Of course I'd rather be wandering around some medieval village or town but that's not really available in California. What we do seem to have a lot of are ghost towns. No, these aren't haunted towns, though, I suppose, they could be. These are towns that sprung up--boom towns in the beginning--because of a gold or silver claim. When the claim dried up, the towns were abandoned, sometimes with items left as they lay, with curtains on the windows and dishes on the table, with only ghosts as citizens.
In this case, we visited Calico for the weekend, located in Yermo, California (it's on the road to Las Vegas, in case you're wondering).
Calico, so named for the varied colors of ores adorning its hillsides, sprung out of the southern California desert around 1881 and became the largest silver strike in California. But it was all over by 1891 when silver lost its value. It became depopulated, a "ghost town," and the mines where abandoned.
Around 1951, Walter Knott of Knott's Berry Farm fame (a local boy), bought the ghost town and refurbished it before deeding it to San Bernardino County. Unlike ghost towns like Bodie (a real must-see for ghost town afficiadados)--a ghost town preserved in "arrested decay," that is, they stopped its further deterioration and left the buildings standing or falling down as they found it--Calico is a bit more touristy in nature, with shops and restaurants.
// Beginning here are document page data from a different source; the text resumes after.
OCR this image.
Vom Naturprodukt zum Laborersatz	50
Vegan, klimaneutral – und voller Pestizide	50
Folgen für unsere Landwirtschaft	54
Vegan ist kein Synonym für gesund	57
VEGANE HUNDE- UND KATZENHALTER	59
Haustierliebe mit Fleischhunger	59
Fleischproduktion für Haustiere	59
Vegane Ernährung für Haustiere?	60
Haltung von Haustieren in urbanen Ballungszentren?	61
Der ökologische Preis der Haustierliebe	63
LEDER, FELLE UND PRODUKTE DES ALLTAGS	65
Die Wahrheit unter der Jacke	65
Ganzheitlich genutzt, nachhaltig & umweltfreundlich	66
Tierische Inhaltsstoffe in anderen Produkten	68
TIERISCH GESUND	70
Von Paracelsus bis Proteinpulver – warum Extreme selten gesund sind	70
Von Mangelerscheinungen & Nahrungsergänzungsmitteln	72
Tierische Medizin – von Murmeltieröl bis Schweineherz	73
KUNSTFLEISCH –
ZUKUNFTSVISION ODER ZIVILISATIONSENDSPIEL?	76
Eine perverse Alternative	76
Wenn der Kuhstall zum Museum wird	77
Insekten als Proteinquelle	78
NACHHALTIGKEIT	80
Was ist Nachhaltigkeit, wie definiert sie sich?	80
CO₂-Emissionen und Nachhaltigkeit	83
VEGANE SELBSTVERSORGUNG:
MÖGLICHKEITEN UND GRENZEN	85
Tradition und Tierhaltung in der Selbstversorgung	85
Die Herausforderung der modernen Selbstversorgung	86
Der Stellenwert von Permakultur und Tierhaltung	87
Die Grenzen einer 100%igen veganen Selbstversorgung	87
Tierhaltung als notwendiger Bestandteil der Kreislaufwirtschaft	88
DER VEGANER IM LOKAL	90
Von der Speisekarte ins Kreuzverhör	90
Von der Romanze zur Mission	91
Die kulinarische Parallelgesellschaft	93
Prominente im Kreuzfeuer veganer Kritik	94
Walter Knott took some of the buildings and put it up near his berry farm in Buena Park for something for the tourists to do while they were waiting for their Boysenberry pie and chicken dinners. But in Calico, there are a few structures and a mine to venture into, not to mention the amazing seismic landscape on view. Let's take a look:
Yup, there is a fault running under this area, the Calico Fault. This is a geologist's paradise with its uplifting and folding sedimentary layers.
A rare view of Hubster Domesticus perched on a rock at our campsite.
Some corny stuff throughout, including live "gunfights" and Saspirilla in the "saloon," a train ride, and gold panning, but if you snoop around and go into the Lucy Lane House Museum, you can learn a thing or two about its history, how California dealt with the Civil War, or venture into the Maggie Mine to look around at the hard rock mining these stalwart pioneers engaged in.
Why do they always make the mannequins so creepy in these displays?
If you are a lover of all things wild west then you really can't pass it up. My hubby loves to photograph the decaying remnants of desert dwellers and he knows where all the ghost towns in California are hiding.